South Africa is planning to invest R80-million over the next three years in the acquisition of a High Resolution Transmission Electron Microscope (HRTem), including its control and supporting systems, training, and servicing contracts, to ensure that the country will be internationally competitive in the fields of nanoscience and nanotechnology.
To cite only one example, expertise in nanotechnology will be essential in order to develop and manufacture advanced materials.
The HRTem will have aberration-corrected lenses and will also be able to analyse the samples under study, in addition to imaging them - it will thus be a laboratory in one instrument.

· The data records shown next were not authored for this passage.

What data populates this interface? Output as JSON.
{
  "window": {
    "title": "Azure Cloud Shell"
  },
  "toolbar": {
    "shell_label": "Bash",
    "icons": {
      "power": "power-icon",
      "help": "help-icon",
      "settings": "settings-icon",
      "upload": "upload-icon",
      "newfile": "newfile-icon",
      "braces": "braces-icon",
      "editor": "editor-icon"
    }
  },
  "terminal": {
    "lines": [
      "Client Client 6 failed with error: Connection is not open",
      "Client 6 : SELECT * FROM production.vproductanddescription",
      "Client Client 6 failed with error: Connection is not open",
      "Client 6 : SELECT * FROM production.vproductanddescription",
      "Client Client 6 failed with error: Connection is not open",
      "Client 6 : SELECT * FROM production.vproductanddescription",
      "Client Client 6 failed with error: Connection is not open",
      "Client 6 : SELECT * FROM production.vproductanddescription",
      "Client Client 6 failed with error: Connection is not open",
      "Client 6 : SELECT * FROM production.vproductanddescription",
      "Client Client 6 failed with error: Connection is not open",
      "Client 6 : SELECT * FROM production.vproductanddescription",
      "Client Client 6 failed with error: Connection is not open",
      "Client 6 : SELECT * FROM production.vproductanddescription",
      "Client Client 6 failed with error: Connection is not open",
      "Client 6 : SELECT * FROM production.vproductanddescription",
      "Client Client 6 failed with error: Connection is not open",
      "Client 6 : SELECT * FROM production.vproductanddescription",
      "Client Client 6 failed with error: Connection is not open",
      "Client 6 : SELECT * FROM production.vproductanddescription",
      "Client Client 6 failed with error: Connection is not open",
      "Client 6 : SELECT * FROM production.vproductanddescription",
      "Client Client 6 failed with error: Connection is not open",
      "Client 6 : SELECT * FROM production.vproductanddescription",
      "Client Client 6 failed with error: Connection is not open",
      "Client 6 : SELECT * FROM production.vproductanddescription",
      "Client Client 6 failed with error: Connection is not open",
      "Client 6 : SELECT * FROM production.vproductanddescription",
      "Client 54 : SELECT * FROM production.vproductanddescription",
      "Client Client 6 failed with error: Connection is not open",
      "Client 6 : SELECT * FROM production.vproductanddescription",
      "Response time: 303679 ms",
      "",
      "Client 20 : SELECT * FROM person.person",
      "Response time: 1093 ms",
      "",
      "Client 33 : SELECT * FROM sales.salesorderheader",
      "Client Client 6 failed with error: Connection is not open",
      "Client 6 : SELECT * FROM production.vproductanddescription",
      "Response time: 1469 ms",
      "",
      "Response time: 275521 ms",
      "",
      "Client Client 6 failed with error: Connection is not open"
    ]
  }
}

It will be able to resolve individual atoms (which will appear as spheres: it will not be possible to distinguish the nucleus and the electrons), and will be one of the most advanced instruments of its type in the world.
The instrument will be based at the new National Centre for High Resolution Transmission Electron Microscopy, which is being established at the Nelson Mandela Metropolitan University in the Eastern Cape province.
The programme is being executed by the National Research Forum, which falls under the Department of Science and Technology, with support from a number of South African companies: Sasol (coal-to-liquids and petrochemicals manufacturer), the South African Nuclear Energy Corporation (better known as Necsa), PBMR (which is developing the fourth-generation pebble bed modular reactor nuclear technology), and Element Six (part of the De Beers group).
The creation of the new centre, and the aquisition of the HRTem, are in line with the country's National Nanotechnology Strategy, and the abovenamed companies intend to use the instrument for their own research and development (R&D).
Without a local HRTem, these companies would have to do their R&D overseas, probably in collaborative ventures, which would result in any intellectual property having to be shared.
It is hoped to place an order for the instrument before the end of March - the competiting bidders are Netherlands-based FEI, Jeol of Japan, and Germany's Zeiss. Whoever wins, it will take about a year to manufacture the machine, which is very complex. The instrument and its host Centre are not expected to be fully operational until 2011.
Other emerging market countries, including South Africa's Ibsa partners India and Brazil, already have their own HRTem instruments.